Owen值、联盟均分值和联盟平衡循环贡献性

doi:10.12005/orms.2025.0051

运筹与管理 ›› 2025, Vol. 34 ›› Issue (2): 118-124.DOI: 10.12005/orms.2025.0051

Owen值、联盟均分值和联盟平衡循环贡献性

史纪磊¹, 单而芳²

1.江苏海洋大学商学院,江苏连云港 222005;
2.上海大学管理学院,上海 200444

收稿日期:2023-03-07 出版日期:2025-02-25 发布日期:2025-06-04
通讯作者: 单而芳(1965-),男,河北石家庄人,教授,博士生导师,研究方向:图论及其应用,图上合作博弈。Email: efshan@shu.edu.cn。
作者简介:史纪磊(1987-),男,山东临沂人,副教授,硕士生导师,研究方向:图上合作博弈
基金资助:
国家自然科学基金资助项目(72371151);江苏高校哲学社会科学研究项目(2023SJYB1805);连云港市哲学社会科学基金项目(23LKT019)

Owen Value, Coalition Equal Division Value and Balanced Cycle Contribution between Unions

SHI Jilei¹, SHAN Erfang²

1. School of Business, Jiangsu Ocean University, Lianyungang 222005, China;
2. School of Management, Shanghai University, Shanghai 200444, China

Received:2023-03-07 Online:2025-02-25 Published:2025-06-04

摘要/Abstract

摘要： KAMIJO和KONGO(2010)从经济均衡的角度提出了平衡循环贡献性质,该性质指出对所有参与者的任何排序,每个参与者对其前任的索赔之和与每个参与者对其后继者的索赔之和是相等的。最后,他们利用有效性、平衡循环贡献性和空参与者退出性等性质给出了Shapley值的刻画。事实上,平衡循环贡献性弱于平衡贡献性,不仅Shapley值满足平衡循环贡献性,合作博弈中其他分配规则也满足该性质,如均分值、团结值和Banzhaf值。为此,本文将平衡循环贡献性推广到具有联盟结构的合作博弈,后称其为联盟平衡循环贡献性,进而利用有效性、空优先联盟退出性、联盟支付不变性、联盟平衡循环贡献性和联盟内平衡贡献性来刻画Owen值和联盟均分值。

关键词: 合作博弈, Shapley值, 均分值, 联盟结构, Owen值

Abstract: For cooperative games with transferable utilities or short TU-games, many allocation rules or values are defined to allocate the worth of the grand coalition to all players in coalition. For instance, the Shapley value, the egalitarian value, the solidarity value and Banzhaf value and so on are the famous single-values. MYERSON (1980) used the balanced contribution axiom to give a characterization of the Shapley value, which means that for each pair of players, each loses (or gains) the same amount if the other leaves the coalition. Moreover, the Shapley value is a unique efficient value satisfying balanced contributions but there is no literature to study the characterization of the solidarity and egalitarian values by employing the balanced contribution axiom because the axiom is so strong.
KAMIJO and KONGO (2010) proposed balanced cycle contribution motivated by the idea of equilibrium in economics and this property states that for any order of all the players, the sum of each player's claims on his predecessor equals that of each player's claims on his successor. Finally, they gave a characterization of the Shapley value by invoking the properties of efficiency, balanced cycle contribution and null player out property.
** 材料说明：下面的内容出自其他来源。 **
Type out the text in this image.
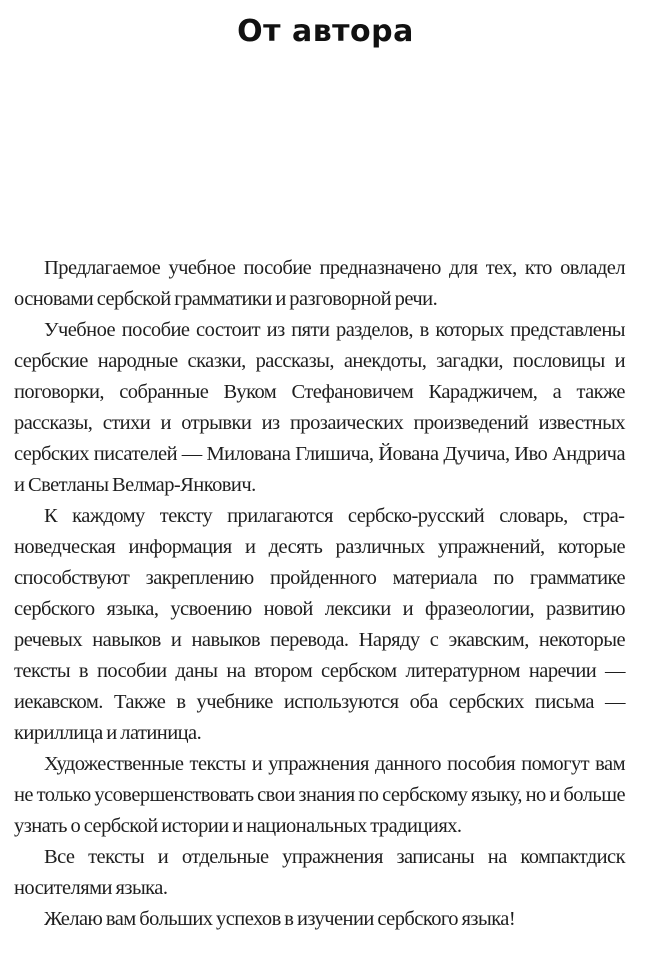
От автора

Предлагаемое учебное пособие предназначено для тех, кто овладел основами сербской грамматики и разговорной речи.

Учебное пособие состоит из пяти разделов, в которых представлены сербские народные сказки, рассказы, анекдоты, загадки, пословицы и поговорки, собранные Вуком Стефановичем Караджичем, а также рассказы, стихи и отрывки из прозаических произведений известных сербских писателей — Милована Глишича, Йована Дучича, Иво Андрича и Светланы Велмар-Янкович.

К каждому тексту прилагаются сербско-русский словарь, страноведческая информация и десять различных упражнений, которые способствуют закреплению пройденного материала по грамматике сербского языка, усвоению новой лексики и фразеологии, развитию речевых навыков и навыков перевода. Наряду с экавским, некоторые тексты в пособии даны на втором сербском литературном наречии — иекавском. Также в учебнике используются оба сербских письма — кириллица и латиница.

Художественные тексты и упражнения данного пособия помогут вам не только усовершенствовать свои знания по сербскому языку, но и больше узнать о сербской истории и национальных традициях.

Все тексты и отдельные упражнения записаны на компактдиск носителями языка.

Желаю вам больших успехов в изучении сербского языка!
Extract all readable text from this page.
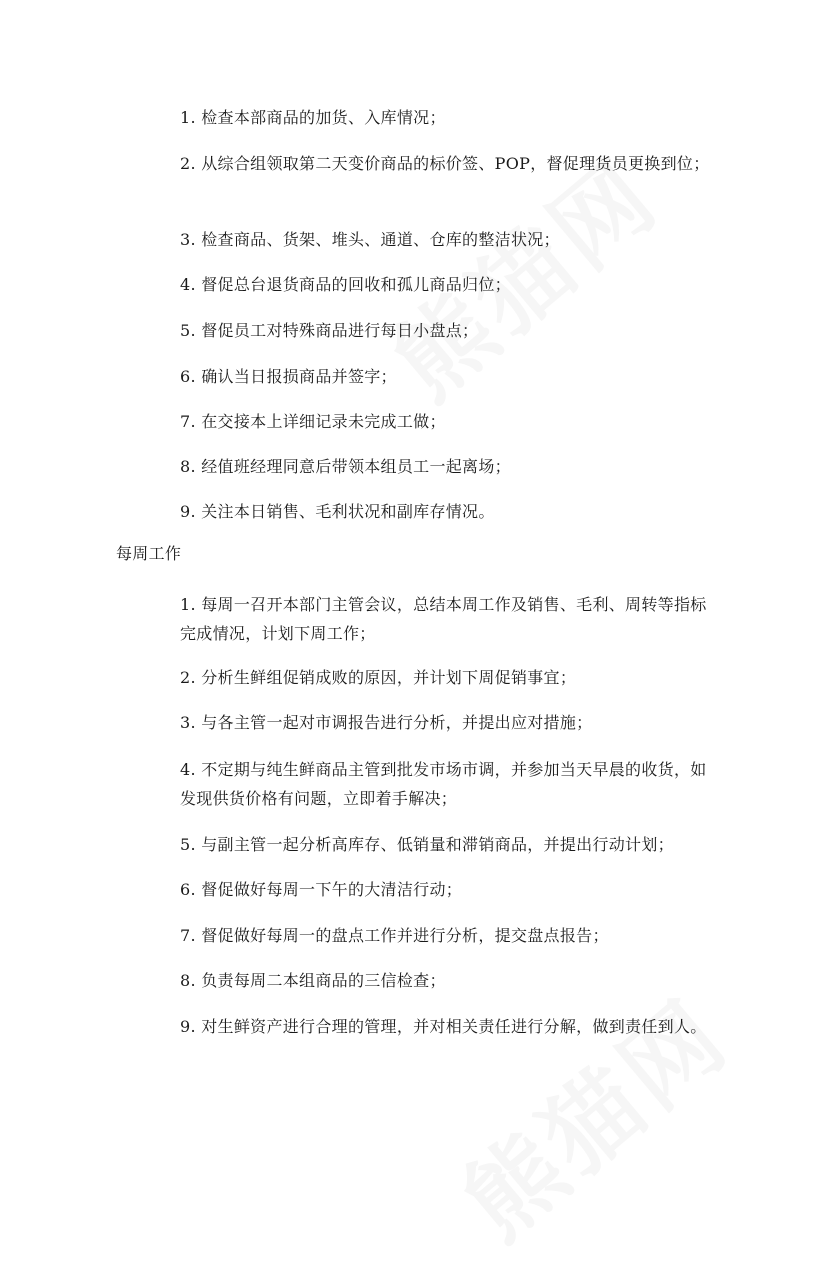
1. 检查本部商品的加货、入库情况；
2. 从综合组领取第二天变价商品的标价签、POP，督促理货员更换到位；
3. 检查商品、货架、堆头、通道、仓库的整洁状况；
4. 督促总台退货商品的回收和孤儿商品归位；
5. 督促员工对特殊商品进行每日小盘点；
6. 确认当日报损商品并签字；
7. 在交接本上详细记录未完成工做；
8. 经值班经理同意后带领本组员工一起离场；
9. 关注本日销售、毛利状况和副库存情况。
每周工作
1. 每周一召开本部门主管会议，总结本周工作及销售、毛利、周转等指标完成情况，计划下周工作；
2. 分析生鲜组促销成败的原因，并计划下周促销事宜；
3. 与各主管一起对市调报告进行分析，并提出应对措施；
4. 不定期与纯生鲜商品主管到批发市场市调，并参加当天早晨的收货，如发现供货价格有问题，立即着手解决；
5. 与副主管一起分析高库存、低销量和滞销商品，并提出行动计划；
6. 督促做好每周一下午的大清洁行动；
7. 督促做好每周一的盘点工作并进行分析，提交盘点报告；
8. 负责每周二本组商品的三信检查；
9. 对生鲜资产进行合理的管理，并对相关责任进行分解，做到责任到人。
Moreover, KAMIJO and KONGO (2010) found that not only does the Shapley value satisfy the balanced cycle contribution axiom but also some other values for TU-games do so, such as the solidarity value, the egalitarian value and Banzhaf value. Hence, the balanced cycle contribution axiom is a less restrictive requirement than the balanced contribution property. In order to characterize these above values, KAMIJO and KONGO (2012) introduced the invariance axiom, which states that the removal of a particular player from the game does not affect the payoffs of other players, and that the removal is different in value. They also gave the axiomatic characterization of these above values for TU-games. Concretely, the egalitarian value is a unique value satisfying efficiency, the invariance from proportional player deletion and balanced cycle contribution. The solidarity value is a unique value satisfying efficiency, the invariance from quasi-proportional player deletion and balanced cycle contribution. The Banzhaf value is a unique value on TU-games that satisfies 2-efficiency, efficiency with respect to 1-person games, balanced cycle contribution and the invariance from null player deletion.
In this paper we extend the balanced cycle contribution to TU-games with coalition structure and coin the phrase—the balanced cycle contribution between the unions. Furthermore, we characterize the Owen value by invoking efficiency, balanced cycle contribution between the unions, null priori union out property and balanced contribution within the unions. Moreover, we find that the difference between the Owen value and the equal division value for TU-games with coalition structures is that the deletion of a specific union from games does not affect the other unions' payoffs, and this deletion is different in both values. Finally, we characterize the equal division value for TU-games with coalition structures by using the axioms of efficiency, balanced cycle contribution between the unions, invariance of the priori union's payoff and balanced contribution within the unions.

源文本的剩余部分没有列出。